We all know we are running a budget deficit, with the headline deficit for the year to June 2010 coming in at $59 Billion. The total revenue in this year's budget is $294 Billion, predicted to rise to $400 Billion in 2014. After 4 years we need the revenue line to increase by $26 Billion a year to make that target. Forgetting the past, from where we are today, you would have thought that Australia's economy is buoyant. But most of the revenue lines are in trend decline or outright decline. So if you think that you are paying enough tax today, it just needs to go up. This is the imperative of the Government for the new mining tax. The Government needs the mining tax, a resurgent economy, and more people employed to meet its target.

Current annual expenditure is running at $343 Billion, with the Government saying that it will restrict increases to 2% a year, such that by 2014 they predict the budget will be in surplus (as long as revenue targets are met). The problem is that expenses totalled $225 Billion in 2007, but was increased to the current level (a 52% increase) to meet the challenges of the Global Financial Crisis. But with Australia having only suffered a mild recession, why are expenses being held at GFC levels, and thereafter indexed at 2%?

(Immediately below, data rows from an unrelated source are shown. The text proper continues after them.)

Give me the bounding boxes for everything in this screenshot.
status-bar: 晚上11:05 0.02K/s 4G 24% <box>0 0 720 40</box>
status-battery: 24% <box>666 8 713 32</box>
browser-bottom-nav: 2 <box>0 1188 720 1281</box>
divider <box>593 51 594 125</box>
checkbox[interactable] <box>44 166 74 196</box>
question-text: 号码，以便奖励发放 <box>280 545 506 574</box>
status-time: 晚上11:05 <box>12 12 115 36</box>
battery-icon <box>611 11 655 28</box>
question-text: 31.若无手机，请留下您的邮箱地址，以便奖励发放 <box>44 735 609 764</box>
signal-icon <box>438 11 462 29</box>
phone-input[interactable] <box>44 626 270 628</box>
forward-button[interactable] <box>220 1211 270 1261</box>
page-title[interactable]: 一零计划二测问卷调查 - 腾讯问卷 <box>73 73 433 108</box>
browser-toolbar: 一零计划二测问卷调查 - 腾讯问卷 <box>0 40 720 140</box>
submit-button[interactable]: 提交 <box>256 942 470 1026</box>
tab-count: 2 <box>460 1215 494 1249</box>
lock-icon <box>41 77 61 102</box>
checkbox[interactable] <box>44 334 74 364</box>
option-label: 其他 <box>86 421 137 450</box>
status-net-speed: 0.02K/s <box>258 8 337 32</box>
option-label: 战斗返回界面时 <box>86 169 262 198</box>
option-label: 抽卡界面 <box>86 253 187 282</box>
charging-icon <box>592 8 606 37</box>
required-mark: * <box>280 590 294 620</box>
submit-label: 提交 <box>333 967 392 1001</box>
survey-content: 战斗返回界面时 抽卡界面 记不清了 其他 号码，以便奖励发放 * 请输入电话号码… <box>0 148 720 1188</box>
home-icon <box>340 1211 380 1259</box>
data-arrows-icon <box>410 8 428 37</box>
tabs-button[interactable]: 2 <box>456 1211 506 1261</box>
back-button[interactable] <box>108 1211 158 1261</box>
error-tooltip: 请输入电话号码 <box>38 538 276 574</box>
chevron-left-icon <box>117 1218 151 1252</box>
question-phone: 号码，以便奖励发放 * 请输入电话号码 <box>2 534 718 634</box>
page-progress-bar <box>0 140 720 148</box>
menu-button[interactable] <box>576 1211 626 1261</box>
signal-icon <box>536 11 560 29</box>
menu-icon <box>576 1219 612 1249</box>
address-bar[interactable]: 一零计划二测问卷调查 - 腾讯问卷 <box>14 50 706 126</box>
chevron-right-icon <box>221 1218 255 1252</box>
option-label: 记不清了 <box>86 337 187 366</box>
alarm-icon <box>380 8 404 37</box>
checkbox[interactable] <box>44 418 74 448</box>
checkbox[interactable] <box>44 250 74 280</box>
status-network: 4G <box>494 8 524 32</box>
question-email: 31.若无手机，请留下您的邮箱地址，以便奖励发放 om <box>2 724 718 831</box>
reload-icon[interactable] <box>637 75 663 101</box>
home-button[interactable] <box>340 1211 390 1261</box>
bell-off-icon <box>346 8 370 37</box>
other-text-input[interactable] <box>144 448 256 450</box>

I will keep pushing the point that our expenses are guaranteed, but our revenues are not. Why is Australia budgeting for a boom, with the major economies of the World predicting austerity measures to try and balance their budgets (Eurozone, UK), and the follow on contraction of demand. US consumption depends on their ability to fund an annual $1.5 Trillion deficit (and the World to exchange their goods for that debt).

As usual, we will keep an eye on the fundamentals.